It is likely the question was first asked as soon as it could be – that the hope of abolition followed shortly after the task of creation. J. Robert Oppenheimer, transfixed in the glare of the first atomic explosion in the New Mexico desert, recalled a verse of the Bhaghavad Gita: ”Now I am become death, the destroyer of worlds.” It is not a role to which man would grow accustomed. If current signs and portents are fulfilled, and American and Soviet negotiators in Geneva eventually agree on a formula to remove the intermediate-range Pershing 2 and cruise missiles, along with their Soviet counterparts, the SS-20’s, from European soil – the so-called zero option – Ronald Reagan will have made good on his vow to hold out for an agreement that would actually reduce the number of nuclear weapons.
Since the American armies were demobilized after World War II, nuclear weapons have served as a relatively inexpensive means of filling the gap between the forces of the North Atlantic Treaty Organization and the vast armies of the Warsaw Pact. From the earliest ”ban-the-bomb” movements, through the halcyon days of arms control during the 1970’s, to Mr. Reagan’s vision of a nuclear-free world sheltered beneath a leakproof ”space shield,” the nuclear guarantee – under which the United States would respond to a Soviet invasion of Western Europe by launching its missiles – has remained the crucial link between America and its allies.

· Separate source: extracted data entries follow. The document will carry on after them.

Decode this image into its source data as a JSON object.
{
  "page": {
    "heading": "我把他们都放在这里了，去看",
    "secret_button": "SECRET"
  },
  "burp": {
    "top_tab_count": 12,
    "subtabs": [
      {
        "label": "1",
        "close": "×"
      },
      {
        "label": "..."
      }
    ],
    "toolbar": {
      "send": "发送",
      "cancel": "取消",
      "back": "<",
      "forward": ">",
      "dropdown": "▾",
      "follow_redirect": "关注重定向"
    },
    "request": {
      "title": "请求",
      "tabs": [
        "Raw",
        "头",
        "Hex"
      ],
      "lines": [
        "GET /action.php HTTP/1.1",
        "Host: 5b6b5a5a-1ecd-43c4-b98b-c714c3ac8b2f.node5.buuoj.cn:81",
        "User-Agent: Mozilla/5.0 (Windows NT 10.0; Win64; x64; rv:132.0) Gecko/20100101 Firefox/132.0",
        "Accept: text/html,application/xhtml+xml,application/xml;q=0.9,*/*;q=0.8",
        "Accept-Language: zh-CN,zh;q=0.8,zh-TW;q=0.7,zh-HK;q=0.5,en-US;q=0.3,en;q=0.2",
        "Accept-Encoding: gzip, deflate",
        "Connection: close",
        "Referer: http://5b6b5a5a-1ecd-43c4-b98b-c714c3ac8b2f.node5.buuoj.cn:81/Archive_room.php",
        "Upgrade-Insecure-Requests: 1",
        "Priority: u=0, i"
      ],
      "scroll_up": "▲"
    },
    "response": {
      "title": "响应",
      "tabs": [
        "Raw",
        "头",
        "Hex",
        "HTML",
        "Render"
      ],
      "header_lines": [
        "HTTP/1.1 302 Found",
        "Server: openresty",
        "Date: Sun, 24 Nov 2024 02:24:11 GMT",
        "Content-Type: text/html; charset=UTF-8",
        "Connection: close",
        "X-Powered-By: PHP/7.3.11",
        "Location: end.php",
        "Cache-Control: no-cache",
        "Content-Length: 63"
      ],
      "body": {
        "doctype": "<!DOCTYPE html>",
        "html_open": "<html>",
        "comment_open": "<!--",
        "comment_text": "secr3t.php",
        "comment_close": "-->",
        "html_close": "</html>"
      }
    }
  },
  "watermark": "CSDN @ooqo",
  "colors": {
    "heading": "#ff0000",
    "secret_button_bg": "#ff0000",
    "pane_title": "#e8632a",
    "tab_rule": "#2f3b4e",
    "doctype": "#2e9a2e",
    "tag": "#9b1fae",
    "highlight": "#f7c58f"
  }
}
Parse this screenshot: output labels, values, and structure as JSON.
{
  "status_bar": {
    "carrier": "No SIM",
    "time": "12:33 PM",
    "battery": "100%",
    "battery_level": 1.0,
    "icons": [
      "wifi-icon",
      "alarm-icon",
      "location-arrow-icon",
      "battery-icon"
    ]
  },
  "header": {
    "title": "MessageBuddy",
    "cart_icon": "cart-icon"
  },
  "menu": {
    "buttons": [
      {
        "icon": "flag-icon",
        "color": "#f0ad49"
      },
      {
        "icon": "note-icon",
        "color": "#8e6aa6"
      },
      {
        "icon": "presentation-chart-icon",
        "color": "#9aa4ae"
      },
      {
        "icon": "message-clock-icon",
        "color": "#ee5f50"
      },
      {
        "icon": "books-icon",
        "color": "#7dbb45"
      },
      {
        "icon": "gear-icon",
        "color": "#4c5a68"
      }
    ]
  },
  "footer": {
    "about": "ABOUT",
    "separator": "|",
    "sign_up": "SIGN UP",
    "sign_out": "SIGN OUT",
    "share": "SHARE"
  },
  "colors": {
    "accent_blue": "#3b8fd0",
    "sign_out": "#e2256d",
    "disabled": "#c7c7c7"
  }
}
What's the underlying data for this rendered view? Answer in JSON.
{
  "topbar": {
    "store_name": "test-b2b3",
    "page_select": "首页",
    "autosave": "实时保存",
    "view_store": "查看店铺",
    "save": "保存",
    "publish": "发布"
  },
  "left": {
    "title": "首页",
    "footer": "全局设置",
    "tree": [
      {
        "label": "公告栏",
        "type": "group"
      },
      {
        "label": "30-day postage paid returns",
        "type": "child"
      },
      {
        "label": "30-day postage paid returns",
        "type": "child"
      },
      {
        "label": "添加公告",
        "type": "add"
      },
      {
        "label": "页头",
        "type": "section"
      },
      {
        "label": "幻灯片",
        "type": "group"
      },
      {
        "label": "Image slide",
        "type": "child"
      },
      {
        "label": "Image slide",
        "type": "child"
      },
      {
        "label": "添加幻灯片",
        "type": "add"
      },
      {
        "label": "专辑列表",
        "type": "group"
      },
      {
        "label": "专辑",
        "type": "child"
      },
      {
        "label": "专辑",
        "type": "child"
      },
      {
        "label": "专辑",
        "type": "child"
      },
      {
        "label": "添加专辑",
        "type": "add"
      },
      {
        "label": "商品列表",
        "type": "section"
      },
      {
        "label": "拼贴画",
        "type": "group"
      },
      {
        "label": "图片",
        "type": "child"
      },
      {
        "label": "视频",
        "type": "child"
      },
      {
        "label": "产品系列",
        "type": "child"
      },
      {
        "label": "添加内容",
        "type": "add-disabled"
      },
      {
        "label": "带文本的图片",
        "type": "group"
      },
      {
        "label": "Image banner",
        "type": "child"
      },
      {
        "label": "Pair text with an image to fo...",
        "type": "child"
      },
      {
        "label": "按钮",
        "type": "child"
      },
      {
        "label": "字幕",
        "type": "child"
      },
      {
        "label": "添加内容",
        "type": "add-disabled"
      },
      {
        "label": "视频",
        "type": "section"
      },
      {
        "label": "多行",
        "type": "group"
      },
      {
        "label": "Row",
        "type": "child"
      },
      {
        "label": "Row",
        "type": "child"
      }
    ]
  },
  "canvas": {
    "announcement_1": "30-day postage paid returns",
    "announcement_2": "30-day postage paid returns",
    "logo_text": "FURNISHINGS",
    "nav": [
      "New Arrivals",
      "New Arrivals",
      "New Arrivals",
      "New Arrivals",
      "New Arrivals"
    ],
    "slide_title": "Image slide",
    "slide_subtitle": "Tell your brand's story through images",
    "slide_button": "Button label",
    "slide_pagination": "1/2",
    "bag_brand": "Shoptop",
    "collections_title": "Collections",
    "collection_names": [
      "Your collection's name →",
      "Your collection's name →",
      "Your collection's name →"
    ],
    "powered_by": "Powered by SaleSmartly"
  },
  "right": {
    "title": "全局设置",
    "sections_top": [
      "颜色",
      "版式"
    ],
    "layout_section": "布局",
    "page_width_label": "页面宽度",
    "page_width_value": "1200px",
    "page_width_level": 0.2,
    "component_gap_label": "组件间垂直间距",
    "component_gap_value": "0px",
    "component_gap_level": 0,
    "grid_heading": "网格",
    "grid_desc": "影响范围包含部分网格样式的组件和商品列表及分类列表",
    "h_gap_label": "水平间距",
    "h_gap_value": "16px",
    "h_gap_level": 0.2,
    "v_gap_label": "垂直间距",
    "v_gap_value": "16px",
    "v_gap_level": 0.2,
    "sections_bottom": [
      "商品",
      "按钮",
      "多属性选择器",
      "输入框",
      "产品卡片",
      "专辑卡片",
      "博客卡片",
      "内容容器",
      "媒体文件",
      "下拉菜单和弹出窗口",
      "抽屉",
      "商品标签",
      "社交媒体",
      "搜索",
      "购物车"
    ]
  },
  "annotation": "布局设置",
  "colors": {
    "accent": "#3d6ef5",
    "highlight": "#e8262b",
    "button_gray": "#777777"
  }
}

The 1979 decision to install the American missiles in Europe reaffirmed that link. When Mr. Reagan unveiled his ”zero option” proposal to remove them, in 1981, it was widely derided as a charade offering no serious chance of an arms-control agreement. In March 1983, partly in response to massive demonstrations protesting the installation of those very missiles, this least-dovish of Presidents declared his intention to make nuclear weapons ”impotent and obsolete,” and put forward an ambitious new research program to achieve it: his Strategic Defense Initiative, commonly known as Star Wars.
Previous nuclear abolitionists had looked to international law or brotherly love to reduce the world supply of nuclear weapons – of which the Americans and Russians together possess about 50,000. Mr. Reagan proposed a more typically American object of faith: high technology.
That Mr. Reagan’s defense program has irrevocably transformed the arms-control game was dramatically demonstrated at Reykjavik, Iceland, last October, when the President and Mikhail Gorbachev discussed a comprehensive agreement that would sharply cut the number of offensive strategic missiles in exchange for limits on research on Mr. Reagan’s ”space shield.” To the subsequent chagrin of America’s European allies, who fear the weakening of the American nuclear guarantee, the two leaders agreed in principle to eliminate all ballistic missiles, and even speculated about abolishing nuclear weapons altogether.
The Reykjavik meeting collapsed when Mr. Reagan refused to countenance limits on S.D.I. research. Yet only his enthusiasm for defense had made such a revolutionary agreement conceivable in the first place. Even if a future summit meeting between Mr. Reagan and Mr. Gorbachev produces an accord to remove the missiles from Europe, however, six long years will have passed without any significant arms-control agreement – while previous accords (most notably the 1972 ABM treaty banning the deployment of antiballistic missiles) have been placed in jeopardy.